The importance of retaining digital ad revenues lies in the substantial size of this market. It is estimated that approximately $1 billion in ad spent is lost annually to foreign platforms, representing a considerable loss to Saudi Arabia’s economy.

Dr. Ebada Al-Abbad, CEO of Marketing and Communications at Tadafuq, a Saudi digital advertising network, told Asharq Al-Awsat that the problem stems from the fact that although advertisers, products, and audiences are often local, the largest share of financial gains goes to foreign platforms. He estimated that 70-80% of the $1.5 billion spent on digital advertising in Saudi Arabia in 2022 went to global platforms such as Google and Facebook. This results in the national economy losing nearly $1 billion annually from this sector alone.

Al-Abbad noted that government agencies in Saudi Arabia also contribute to the outflow. He explained that public sector spending on digital advertising, intended to raise awareness among citizens and residents, frequently ends up on foreign platforms.

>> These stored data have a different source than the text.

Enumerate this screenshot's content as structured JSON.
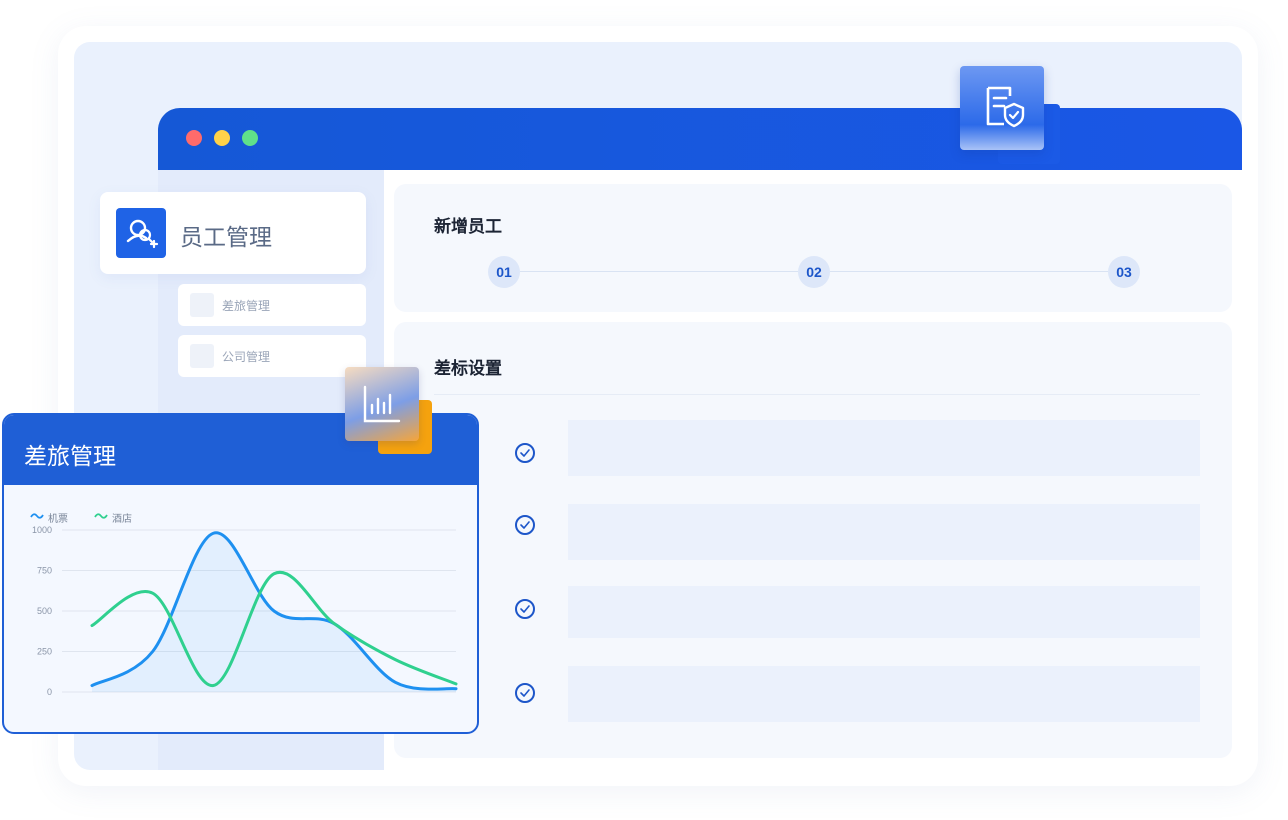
{
  "window": {
    "traffic_lights": [
      "red",
      "yellow",
      "green"
    ]
  },
  "sidebar": {
    "main_item": {
      "label": "员工管理",
      "icon": "user-add-icon"
    },
    "items": [
      {
        "label": "差旅管理"
      },
      {
        "label": "公司管理"
      }
    ]
  },
  "new_employee": {
    "title": "新增员工",
    "steps": [
      "01",
      "02",
      "03"
    ]
  },
  "biao_settings": {
    "title": "差标设置",
    "rows": 4
  },
  "travel_card": {
    "title": "差旅管理",
    "icon": "bar-chart-icon"
  },
  "floating_icons": {
    "document": "document-shield-icon",
    "chart": "bar-chart-icon"
  },
  "colors": {
    "accent": "#1a57e6",
    "series_1": "#1e90f0",
    "series_2": "#2fd08f"
  },
  "chart_data": {
    "type": "line",
    "title": "",
    "ylim": [
      0,
      1000
    ],
    "yticks": [
      "0",
      "250",
      "500",
      "750",
      "1000"
    ],
    "x": [
      0,
      1,
      2,
      3,
      4,
      5,
      6
    ],
    "series": [
      {
        "name": "机票",
        "values": [
          40,
          250,
          980,
          500,
          420,
          60,
          20
        ]
      },
      {
        "name": "酒店",
        "values": [
          410,
          610,
          40,
          730,
          420,
          200,
          50
        ]
      }
    ],
    "legend": "top-left",
    "grid": true
  }
}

Government spending makes up about 20-25% of the total digital ad market in the Kingdom, meaning hundreds of millions of riyals leave the country annually, weakening the local digital economy.

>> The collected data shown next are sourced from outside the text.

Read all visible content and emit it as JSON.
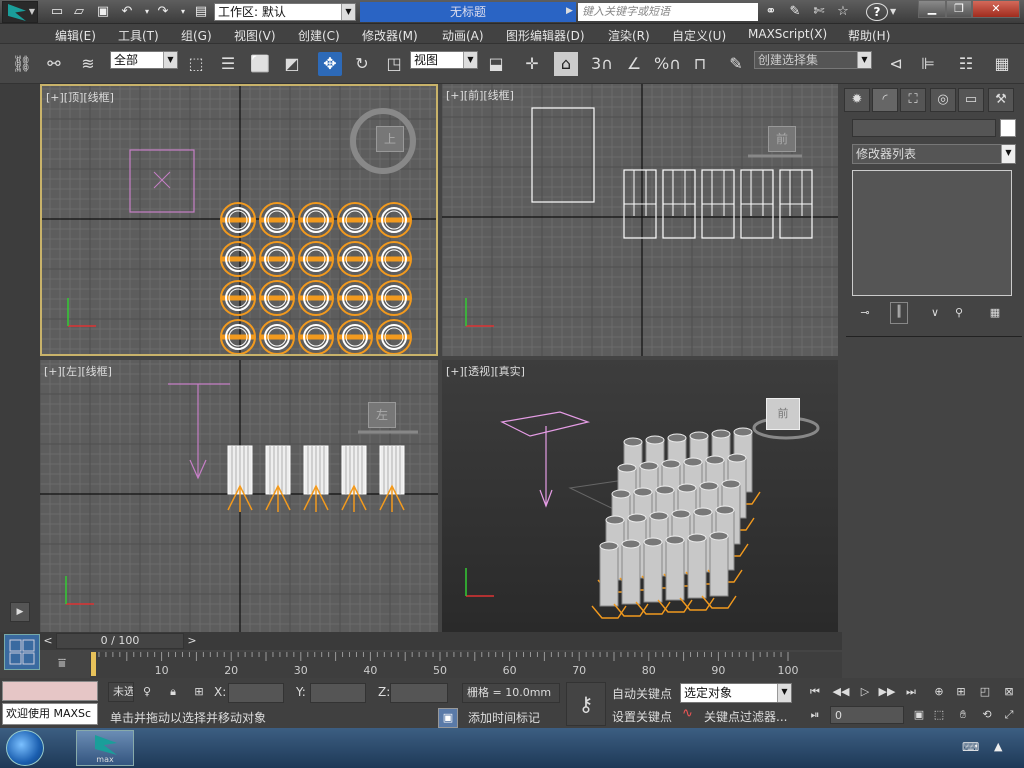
{
  "titlebar": {
    "workspace_label": "工作区: 默认",
    "document_title": "无标题",
    "search_placeholder": "键入关键字或短语",
    "help_icon": "?"
  },
  "menu": {
    "items": [
      "编辑(E)",
      "工具(T)",
      "组(G)",
      "视图(V)",
      "创建(C)",
      "修改器(M)",
      "动画(A)",
      "图形编辑器(D)",
      "渲染(R)",
      "自定义(U)",
      "MAXScript(X)",
      "帮助(H)"
    ]
  },
  "toolbar": {
    "selection_filter": "全部",
    "reference_coord": "视图",
    "named_selection_placeholder": "创建选择集",
    "snap_label": "3",
    "percent_label": "%"
  },
  "viewports": {
    "top": {
      "label": "[+][顶][线框]",
      "cube_label": "上"
    },
    "front": {
      "label": "[+][前][线框]",
      "cube_label": "前"
    },
    "left": {
      "label": "[+][左][线框]",
      "cube_label": "左"
    },
    "perspective": {
      "label": "[+][透视][真实]",
      "cube_label": "前"
    }
  },
  "command_panel": {
    "modifier_list": "修改器列表"
  },
  "timeline": {
    "frame_display": "0 / 100",
    "ruler_ticks": [
      "10",
      "20",
      "30",
      "40",
      "50",
      "60",
      "70",
      "80",
      "90",
      "100"
    ]
  },
  "status": {
    "maxscript_welcome": "欢迎使用 MAXSc",
    "selection_status": "未选",
    "x_label": "X:",
    "y_label": "Y:",
    "z_label": "Z:",
    "grid_label": "栅格 = 10.0mm",
    "prompt": "单击并拖动以选择并移动对象",
    "add_time_tag": "添加时间标记",
    "auto_key": "自动关键点",
    "set_key": "设置关键点",
    "key_mode": "选定对象",
    "key_filters": "关键点过滤器...",
    "current_frame": "0"
  },
  "taskbar": {
    "app_label": "max"
  }
}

Al-Abbad argues that Saudi Arabia needs strong local digital ad networks to keep this revenue within the national economy. These networks would help create jobs, drive innovation, and promote cultural diversity in digital content. Developing local platforms would also enhance Saudi Arabia’s digital sovereignty by ensuring that data remains within the country and is not controlled by foreign entities.

Moreover, local networks would reduce dependence on international platforms, ensuring that the economic benefits of digital advertising remain in the Kingdom, he said, stressing that this would align with Saudi Arabia’s broader Vision 2030 goals, which emphasize building a robust, diversified economy driven by local industries and digital transformation.

Globally, the digital advertising sector is growing rapidly. In 2022, worldwide spending on digital ads reached $602 billion, and it is projected to hit $876 billion by 2026. In the Middle East and North Africa (MENA) region, the digital ad market grew to $5.9 billion in 2022, with Saudi Arabia’s market accounting for over $1.5 billion.

In other countries, the digital ad sector plays a crucial role in boosting national economies. For example, in the United States, the digital advertising industry contributed $460 billion to the GDP in 2021, about 2.1% of the total. In the UK, the sector accounted for 1.8% of GDP in 2022. This shows how important digital advertising can be in driving economic growth.

One of the key challenges facing Saudi Arabia’s digital ad sector is the dominance of global platforms like Google and Facebook, which control 60% of the global digital ad market, Al-Abbad told Asharq Al-Awsat. This dominance results in a significant outflow of revenue and allows these platforms to control digital data and content. He warned that this could undermine Saudi Arabia’s national sovereignty over its digital economy.

To counter this, he emphasized that Saudi Arabia needs to build competitive local networks that can retain a larger share of the market. This will not only keep more revenue in the country but also strengthen the Kingdom’s control over its digital data and content.